Ce n’est pas une illusion de penser que l’avenir de l’humanité est communiste, c’est-à-dire fondé sur la propriété collective des moyens de production. La crise capitaliste elle-même le démontre pleinement par le fait que le capitalisme n’a pu se soutenir, empêcher sa chute immédiate, que par l’intervention collective des Etats et institutions centrales et non par l’intervention des individus capitalistes, intervention qui, au contraire, mène sans cesse à faire chuter le système, intervient de manière nécrophile et destructive.

Bien sûr, l’opinion publique, à la suite de la chute du stalinisme, croît que le communisme est mort. Mais cette opinion l’a cru de nombreuses fois. D’ailleurs, le fait que la classe dirigeante estime toujours nécessaire de maintenir la pression pour le faire croire montre l’inverse. Le fait, surtout, que les Etats et classes possédantes développent de plus en plus une politique contre-révolutionnaire (dictature, guerre, violence, fascisme…) montre qu’elles estiment que la révolution sociale est une mennace réelle, malgré le niveau peu élevé de la conscience et de l’organisation des masses prolétariennes.

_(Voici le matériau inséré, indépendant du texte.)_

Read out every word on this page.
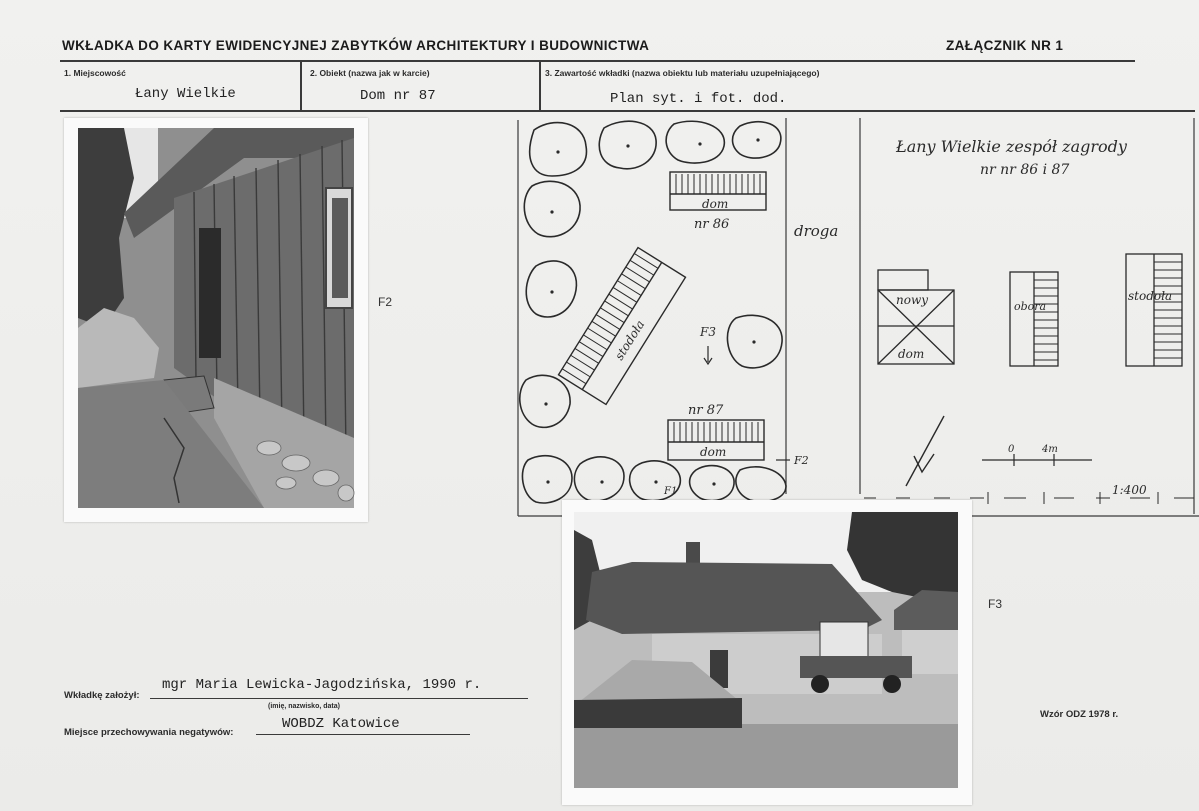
WKŁADKA DO KARTY EWIDENCYJNEJ ZABYTKÓW ARCHITEKTURY I BUDOWNICTWA	ZAŁĄCZNIK NR 1
1. Miejscowość
Łany Wielkie
2. Obiekt (nazwa jak w karcie)
Dom nr 87
3. Zawartość wkładki (nazwa obiektu lub materiału uzupełniającego)
Plan syt. i fot. dod.
F2
dom
nr 86
stodoła
nr 87
dom
F3
F2
F1
droga
Łany Wielkie zespół zagrody
nr nr 86 i 87
nowy
dom
obora
stodoła
0	4m
1:400
F3
Wkładkę założył:
mgr Maria Lewicka-Jagodzińska, 1990 r.
(imię, nazwisko, data)
Miejsce przechowywania negatywów:
WOBDZ Katowice
Wzór ODZ 1978 r.
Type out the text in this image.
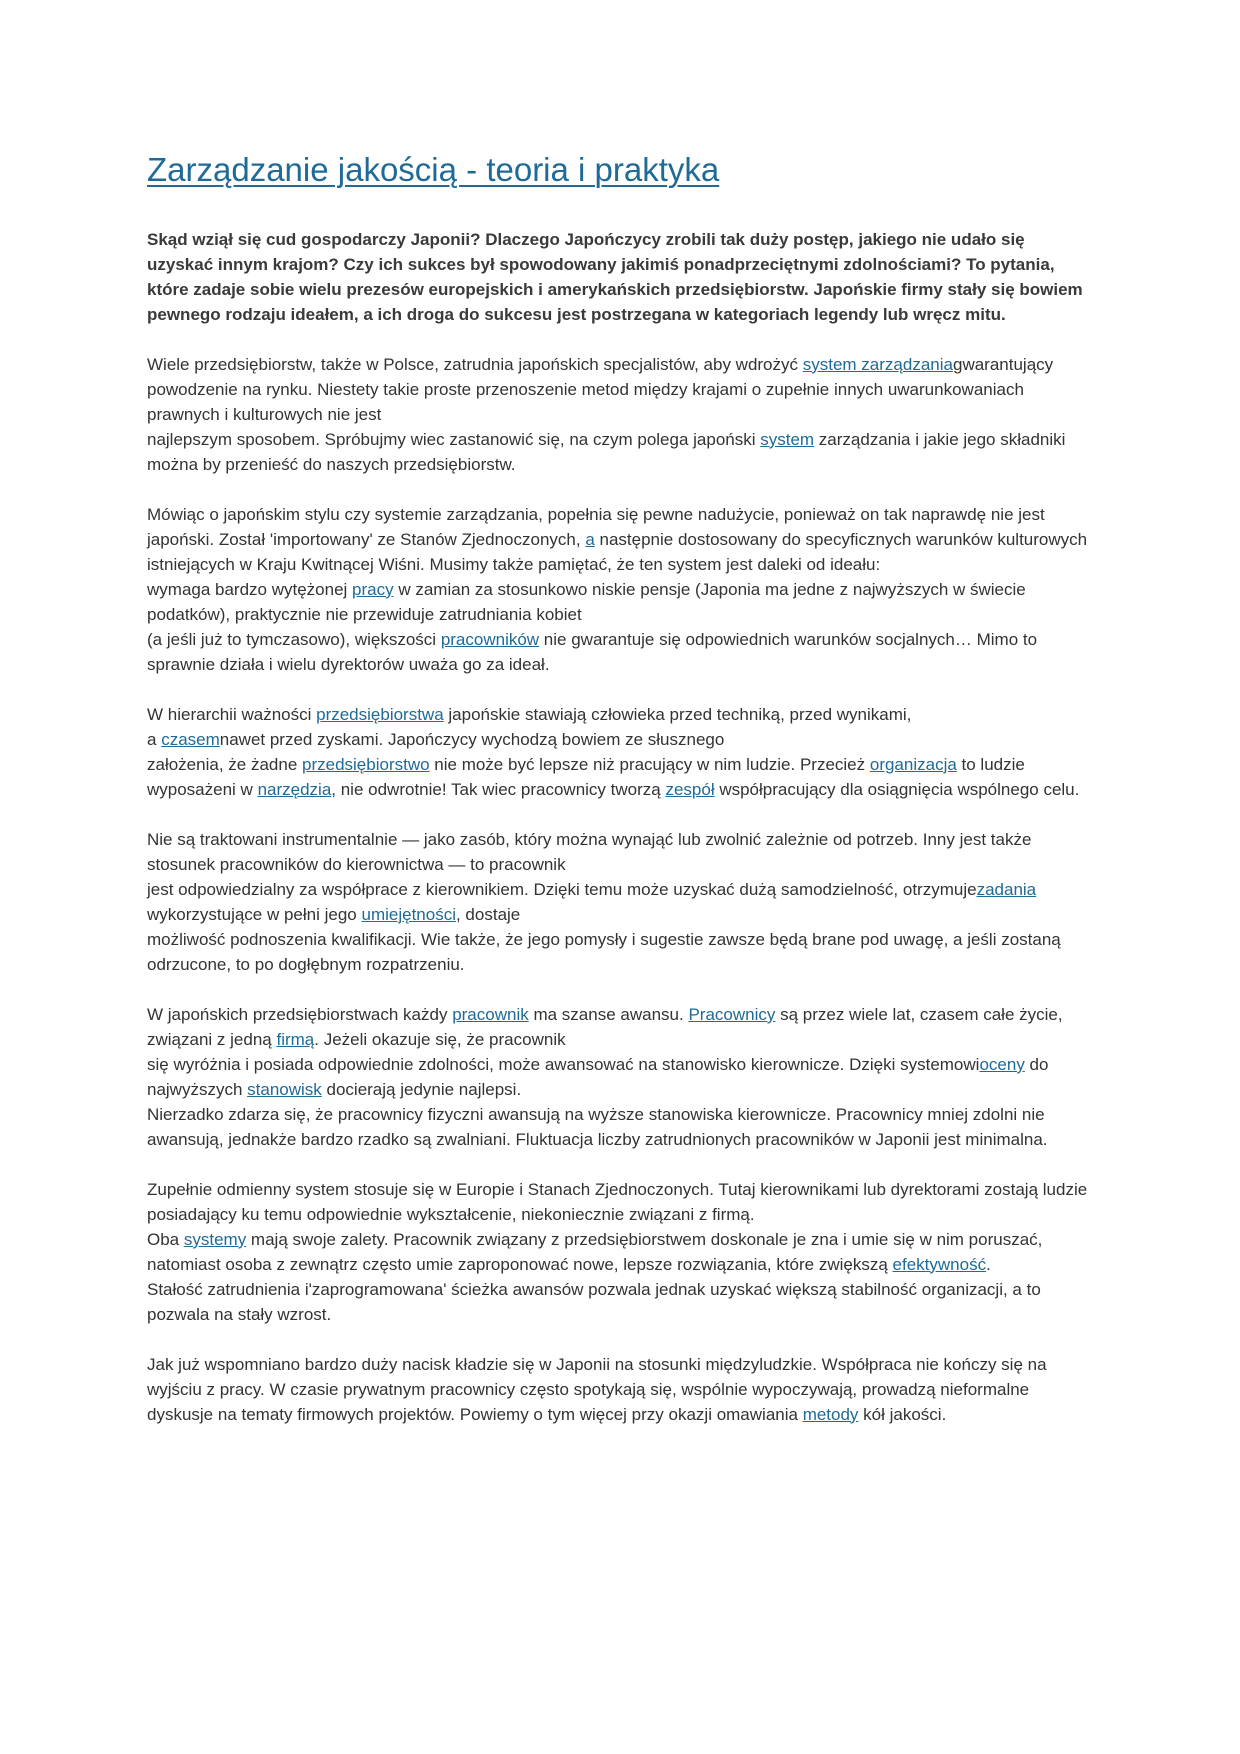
Zarządzanie jakością - teoria i praktyka

Skąd wziął się cud gospodarczy Japonii? Dlaczego Japończycy zrobili tak duży postęp, jakiego nie udało się uzyskać innym krajom? Czy ich sukces był spowodowany jakimiś ponadprzeciętnymi zdolnościami? To pytania, które zadaje sobie wielu prezesów europejskich i amerykańskich przedsiębiorstw. Japońskie firmy stały się bowiem pewnego rodzaju ideałem, a ich droga do sukcesu jest postrzegana w kategoriach legendy lub wręcz mitu.

Wiele przedsiębiorstw, także w Polsce, zatrudnia japońskich specjalistów, aby wdrożyć system zarządzaniagwarantujący powodzenie na rynku. Niestety takie proste przenoszenie metod między krajami o zupełnie innych uwarunkowaniach prawnych i kulturowych nie jest
najlepszym sposobem. Spróbujmy wiec zastanowić się, na czym polega japoński system zarządzania i jakie jego składniki można by przenieść do naszych przedsiębiorstw.

Mówiąc o japońskim stylu czy systemie zarządzania, popełnia się pewne nadużycie, ponieważ on tak naprawdę nie jest japoński. Został 'importowany' ze Stanów Zjednoczonych, a następnie dostosowany do specyficznych warunków kulturowych istniejących w Kraju Kwitnącej Wiśni. Musimy także pamiętać, że ten system jest daleki od ideału:
wymaga bardzo wytężonej pracy w zamian za stosunkowo niskie pensje (Japonia ma jedne z najwyższych w świecie podatków), praktycznie nie przewiduje zatrudniania kobiet
(a jeśli już to tymczasowo), większości pracowników nie gwarantuje się odpowiednich warunków socjalnych… Mimo to sprawnie działa i wielu dyrektorów uważa go za ideał.

W hierarchii ważności przedsiębiorstwa japońskie stawiają człowieka przed techniką, przed wynikami,
a czasemnawet przed zyskami. Japończycy wychodzą bowiem ze słusznego
założenia, że żadne przedsiębiorstwo nie może być lepsze niż pracujący w nim ludzie. Przecież organizacja to ludzie wyposażeni w narzędzia, nie odwrotnie! Tak wiec pracownicy tworzą zespół współpracujący dla osiągnięcia wspólnego celu.

Nie są traktowani instrumentalnie — jako zasób, który można wynająć lub zwolnić zależnie od potrzeb. Inny jest także stosunek pracowników do kierownictwa — to pracownik
jest odpowiedzialny za współprace z kierownikiem. Dzięki temu może uzyskać dużą samodzielność, otrzymujezadania wykorzystujące w pełni jego umiejętności, dostaje
możliwość podnoszenia kwalifikacji. Wie także, że jego pomysły i sugestie zawsze będą brane pod uwagę, a jeśli zostaną odrzucone, to po dogłębnym rozpatrzeniu.

W japońskich przedsiębiorstwach każdy pracownik ma szanse awansu. Pracownicy są przez wiele lat, czasem całe życie, związani z jedną firmą. Jeżeli okazuje się, że pracownik
się wyróżnia i posiada odpowiednie zdolności, może awansować na stanowisko kierownicze. Dzięki systemowioceny do najwyższych stanowisk docierają jedynie najlepsi.
Nierzadko zdarza się, że pracownicy fizyczni awansują na wyższe stanowiska kierownicze. Pracownicy mniej zdolni nie awansują, jednakże bardzo rzadko są zwalniani. Fluktuacja liczby zatrudnionych pracowników w Japonii jest minimalna.

Zupełnie odmienny system stosuje się w Europie i Stanach Zjednoczonych. Tutaj kierownikami lub dyrektorami zostają ludzie posiadający ku temu odpowiednie wykształcenie, niekoniecznie związani z firmą.
Oba systemy mają swoje zalety. Pracownik związany z przedsiębiorstwem doskonale je zna i umie się w nim poruszać, natomiast osoba z zewnątrz często umie zaproponować nowe, lepsze rozwiązania, które zwiększą efektywność.
Stałość zatrudnienia i'zaprogramowana' ścieżka awansów pozwala jednak uzyskać większą stabilność organizacji, a to pozwala na stały wzrost.

Jak już wspomniano bardzo duży nacisk kładzie się w Japonii na stosunki międzyludzkie. Współpraca nie kończy się na wyjściu z pracy. W czasie prywatnym pracownicy często spotykają się, wspólnie wypoczywają, prowadzą nieformalne dyskusje na tematy firmowych projektów. Powiemy o tym więcej przy okazji omawiania metody kół jakości.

Dans cette période, où les classes dirigeantes tâchent de déboussoler les travailleurs, de les dégoûter de leur propre politique de classe, de leur propre organisation de classe, la manière d’avoir une politique fondée sur une boussole de classe n’est ni le moralisme prolétarien, ni le renfermement sur les revendications corporatives, ni l’opportunisme à l’égard des organisations réformistes politiques et syndicales, ni l’isolement pessimiste, c’est justement une attitude matérialiste qui s’attache à l’étude de la réalité économique, sociale et politique et pas seulement à l’opinion publique…, fût-ce celle des prolétaire eux-mêmes ! Dans cette situation, le suivisme vis-à-vis des prolétaires n’est nullement un bon guide pour une politique prolétarienne communiste. Les périodes dans lesquelles les classes dirigeantes sont objectivement déstabilisées sont celles ou l’opinion passe aisément et rapidement d’un extrême à l’autre…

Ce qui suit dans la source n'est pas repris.